If moving in the horizontal direction:

It turns out that the uniform speed of motion, the balance of tensile force and static friction force is 0, assuming that A does not move, if it accelerates to the left, what requires the resultant force of A to the left, that is, it is necessary to increase the static friction force, and the friction force at this time exceeds the maximum static friction force, so it moves to the right.
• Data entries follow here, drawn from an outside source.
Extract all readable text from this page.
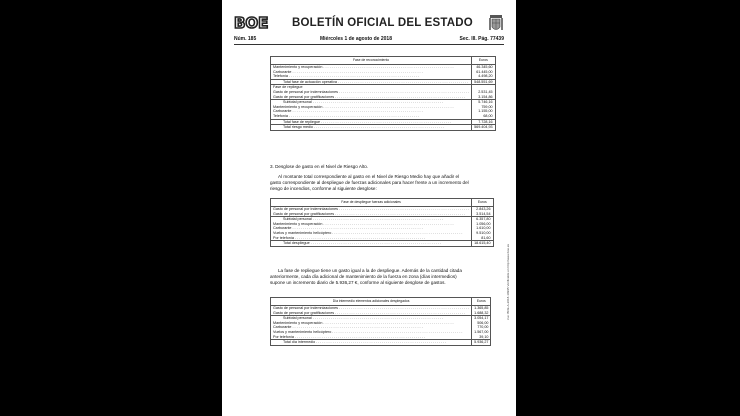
BOE BOLETÍN OFICIAL DEL ESTADO
Núm. 185	Miércoles 1 de agosto de 2018	Sec. III. Pág. 77439
Fase de reconocimiento	Euros
Mantenimiento y recuperación . . .	46.345,60
Carburante . . .	61.445,00
Telefonía . . .	4.498,20
Total fase de actuación operativa . . .	548.551,69
Fase de repliegue	
Gasto de personal por indemnizaciones . . .	2.531,45
Gasto de personal por gratificaciones . . .	3.154,86
Subtotal personal . . .	5.746,16
Mantenimiento y recuperación . . .	759,00
Carburante . . .	1.155,00
Telefonía . . .	68,00
Total fase de repliegue . . .	7.728,16
Total riesgo medio . . .	569.404,93
3. Desglose de gasto en el Nivel de Riesgo Alto.
Al montante total correspondiente al gasto en el Nivel de Riesgo Medio hay que añadir el gasto correspondiente al despliegue de fuerzas adicionales para hacer frente a un incremento del riesgo de incendios, conforme al siguiente desglose:
Fase de despliegue fuerzas adicionales	Euros
Gasto de personal por indemnizaciones . . .	2.843,26
Gasto de personal por gratificaciones . . .	3.514,54
Subtotal personal . . .	6.357,80
Mantenimiento y recuperación . . .	1.056,00
Carburante . . .	1.610,00
Vuelos y mantenimiento helicóptero . . .	9.510,00
Por telefonía . . .	81,60
Total despliegue . . .	18.615,40
La fase de repliegue tiene un gasto igual a la de despliegue. Además de la cantidad citada anteriormente, cada día adicional de mantenimiento de la fuerza en zona (días intermedios) supone un incremento diario de 5.936,27 €, conforme al siguiente desglose de gastos.
Día intermedio elementos adicionales desplegados	Euros
Gasto de personal por indemnizaciones . . .	1.365,85
Gasto de personal por gratificaciones . . .	1.688,32
Subtotal personal . . .	3.054,17
Mantenimiento y recuperación . . .	506,00
Carburante . . .	770,00
Vuelos y mantenimiento helicóptero . . .	1.567,00
Por telefonía . . .	39,10
Total día intermedio . . .	5.936,27
cve: BOE-A-2018-10995 Verificable en http://www.boe.es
If the acceleration is to the right, the direction of the resultant force is to the right, and the static friction force needs to be reduced, if the acceleration is relatively large, the static friction force may be reduced to 0, or it may be reversed to the right, and no matter how large a is, it may move to the left.

When moving at a constant speed, there is f-f=0

Pulling to the right, it means that there is acceleration to the right, f-f=ma is greater than the frictional force, so that the friction force becomes smaller.

One is to reduce the pressure, so a accelerates the fall.

The other is to reduce the relative motion, and the friction force is analyzed to the left, then the acceleration of d is to the left, so AD is selected

Whether it is accelerating down or decelerating, the acceleration is downward, it is weightless, weightless, weightless, the pressure on the bottom of the box is smaller, and the static friction force is also smaller, so it is pulled to the right by the spring, so a b is right.

c No, because the net force is zero at a constant velocity, it will not move.

D is right, because the box suddenly accelerates to the left, and A doesn't have time to accelerate, so it moves to the right relative to the wooden box.

Originally, the uniform linear motion indicates that the force is balanced, and the spring is elongated, indicating that the object is subjected to left friction. The magnitude is equal to the pulling force. Later, it was found that A was suddenly pulled to the right by the spring, indicating that the friction decreased, whether it was accelerating down or decelerating, the acceleration was downward, and it was weightless Weightless A The pressure on the bottom of the box was smaller, and the static friction force was also reduced, so it was pulled to the right by the spring, so A B was right.

The box suddenly accelerates to the left, and A doesn't have time to accelerate, so the relative wooden box moves to the right, and D is right.